Tackling bullying - responding to bullying

What to look for, why some children don't tell, and how to talk to your child.

On this page:

What to look out for

A child's behaviours and moods can change for lots of reasons. You need to be alert to the possibility that the change in behaviours and moods is related to bullying.

Talk with your child about school if you are concerned and ask general questions about how things are going.

Children or young people being bullied may:

  • Be frightened of walking to and from school, want to change their usual route, or beg to be driven to school.
  • Be unwilling to even go to school, feel ill in the mornings (headaches, stomach aches).
  • Begin doing poorly in schoolwork.
  • Come home regularly with clothes or belongings damaged or missing.
  • Have unexplained bruising, cuts and/or scratches.
  • Come home really hungry (someone has taken their lunch or lunch money).
  • Become withdrawn (not talking), distressed, anxious or unhappy.
  • Have feelings of helplessness or low self-esteem.
  • Spend more time alone, have a sudden loss of friends or avoidance of social situations.
  • Have changes in behaviour, becoming aggressive and/or unreasonable at home, or bullying siblings or other friends.
  • Stop eating.
  • Have trouble sleeping or frequent nightmares, especially on Sundays or at the end of the school holidays.
  • Ask for money or start stealing, or have pocket money go missing (to pay the bully).
  • Refuse to say what’s wrong (too frightened of the bully).

They may give unusual excuses for any of the above.

The signs of possible bullying online can be the same, but include other behaviours with phones and computers, for example:

  • Anxious about using their computer or mobile phone.
  • Seem nervous when a text message or email appears.
  • Are visibly upset after using the computer or mobile phone, or suddenly avoiding it.
  • Close the screen, or hide the mobile phone when others enter the room.
  • Spend unusually long hours online in an extra tense, brooding mood.
  • Receive suspicious phone calls, emails or packages.

But there could be other reasons for these signs, so try not to jump to conclusions.  Ask yourself the following questions:

  • Is there anything else bothering my child?
  • Are there other issues at home or outside school that may be influencing my child’s behaviour?  For example, major changes like a separation, bereavement, or new baby; or issues with friends outside school?

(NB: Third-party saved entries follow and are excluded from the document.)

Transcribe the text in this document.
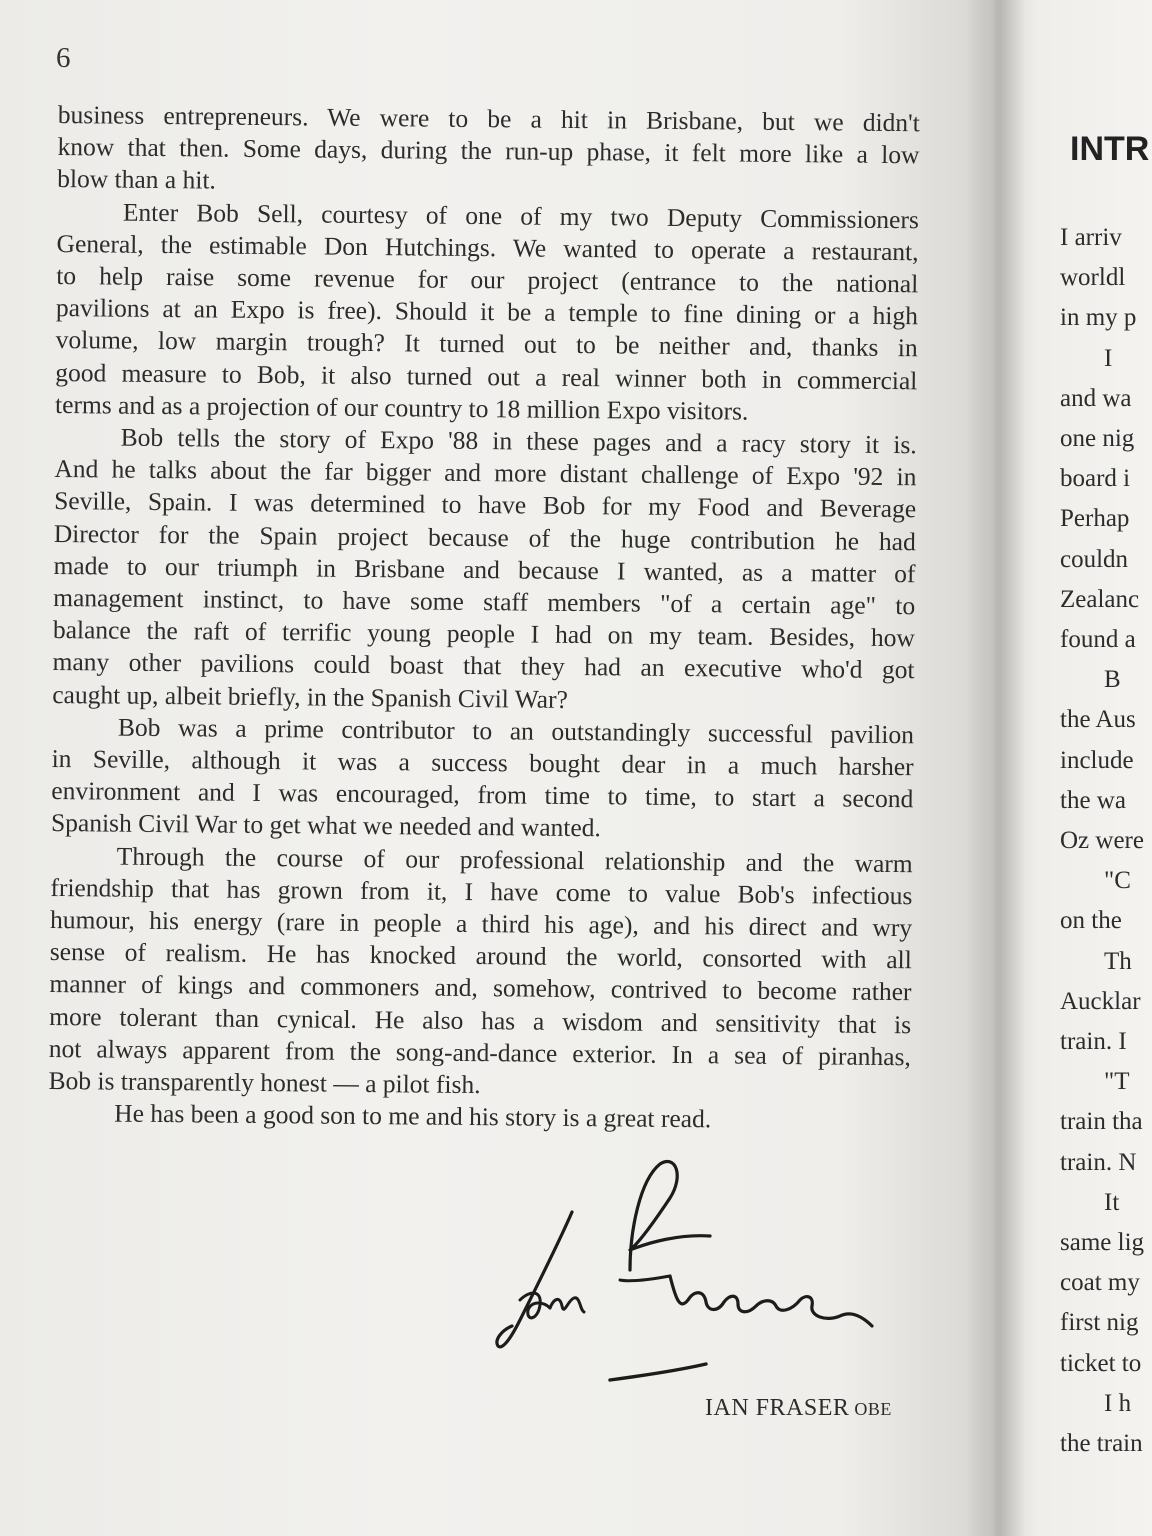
6
business entrepreneurs. We were to be a hit in Brisbane, but we didn't
know that then. Some days, during the run-up phase, it felt more like a low
blow than a hit.
Enter Bob Sell, courtesy of one of my two Deputy Commissioners
General, the estimable Don Hutchings. We wanted to operate a restaurant,
to help raise some revenue for our project (entrance to the national
pavilions at an Expo is free). Should it be a temple to fine dining or a high
volume, low margin trough? It turned out to be neither and, thanks in
good measure to Bob, it also turned out a real winner both in commercial
terms and as a projection of our country to 18 million Expo visitors.
Bob tells the story of Expo '88 in these pages and a racy story it is.
And he talks about the far bigger and more distant challenge of Expo '92 in
Seville, Spain. I was determined to have Bob for my Food and Beverage
Director for the Spain project because of the huge contribution he had
made to our triumph in Brisbane and because I wanted, as a matter of
management instinct, to have some staff members "of a certain age" to
balance the raft of terrific young people I had on my team. Besides, how
many other pavilions could boast that they had an executive who'd got
caught up, albeit briefly, in the Spanish Civil War?
Bob was a prime contributor to an outstandingly successful pavilion
in Seville, although it was a success bought dear in a much harsher
environment and I was encouraged, from time to time, to start a second
Spanish Civil War to get what we needed and wanted.
Through the course of our professional relationship and the warm
friendship that has grown from it, I have come to value Bob's infectious
humour, his energy (rare in people a third his age), and his direct and wry
sense of realism. He has knocked around the world, consorted with all
manner of kings and commoners and, somehow, contrived to become rather
more tolerant than cynical. He also has a wisdom and sensitivity that is
not always apparent from the song-and-dance exterior. In a sea of piranhas,
Bob is transparently honest — a pilot fish.
He has been a good son to me and his story is a great read.
IAN FRASER OBE
INTR
I arriv
worldl
in my p
I
and wa
one nig
board i
Perhap
couldn
Zealanc
found a
B
the Aus
include
the wa
Oz were
"C
on the
Th
Aucklar
train. I
"T
train tha
train. N
It
same lig
coat my
first nig
ticket to
I h
the train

If there have not been any other changes and you suspect bullying may be the cause of the distress and anxiety, it is important to try and act as early as you can. 

Why don’t children and young people ask for help?

Your child may not know the word ‘bullying’, but they know when someone is being mean, hurting them, or making them feel sad or scared.  They may not tell you because they may be worried they’ll make things worse if they ‘tell’, ‘tattle’, or ‘nark’.

Your teenager probably won’t tell you there’s a problem either.  They may use another term, like ‘harassment’, rather than ‘bullying’ to describe the behaviour.  Teenagers often prefer to handle things on their own.  They might think you’ll get upset, that you will take away their technology, such as their mobile phone, or they might just find it embarrassing to have a parent involved.

Children and young people don’t tell adults for many reasons:

  • Bullying can make a person feel helpless.  They may want to handle it on their own to feel in control again.  They may fear being seen as weak or a nark.
  • They may fear a hostile response from those bullying them.
  • Bullying can be a humiliating experience.  Kids may not want adults to know what is being said about them, whether it’s true or false.  They may also fear that adults will judge them or punish them for being weak.  Many children don’t want to upset their families.
  • Children or young people who are bullied may already feel socially isolated.  They may feel like no one cares or could understand.
  • Kids may fear being rejected by their friends.  Friends can help protect children from bullying, and they can fear losing this support.

Read more about...

Three reasons kids don’t talk about bullying and what you can do about it


How should I talk to my child about bullying?

First you need to make sure you have a clear understanding of what bullying is.

Point out that bullying is not just when someone is mean to you once, but it happens over and over and makes you feel like you can't stop it.

Some of these questions might help you discuss bullying with your child:

  • Have you seen bullying happening? What did you do? How did you feel?
  • Who are the adults you would talk to when it comes to things like bullying?
  • Have you ever felt scared to go to school because you were afraid of someone bullying you?
  • Have you ever tried to help someone who was being bullied? What happened? What would you do if it happened again?

The most important thing is to let your child know how to get help if bullying happens.

Encourage them to speak to an adult if it happens, and to keep on asking for help if the bullying doesn’t stop.

You may want to use books or videos to help start a discussion.

Our student pages include information and organisations that can help.

There is also a page of resources for children and young people about bullying and what to do about it, including:

Narking vs telling


Narking is telling on someone to get that person into trouble.


Telling is getting help when you or someone you know is being hurt, or when your right ot that person's right to be safe is being taken away.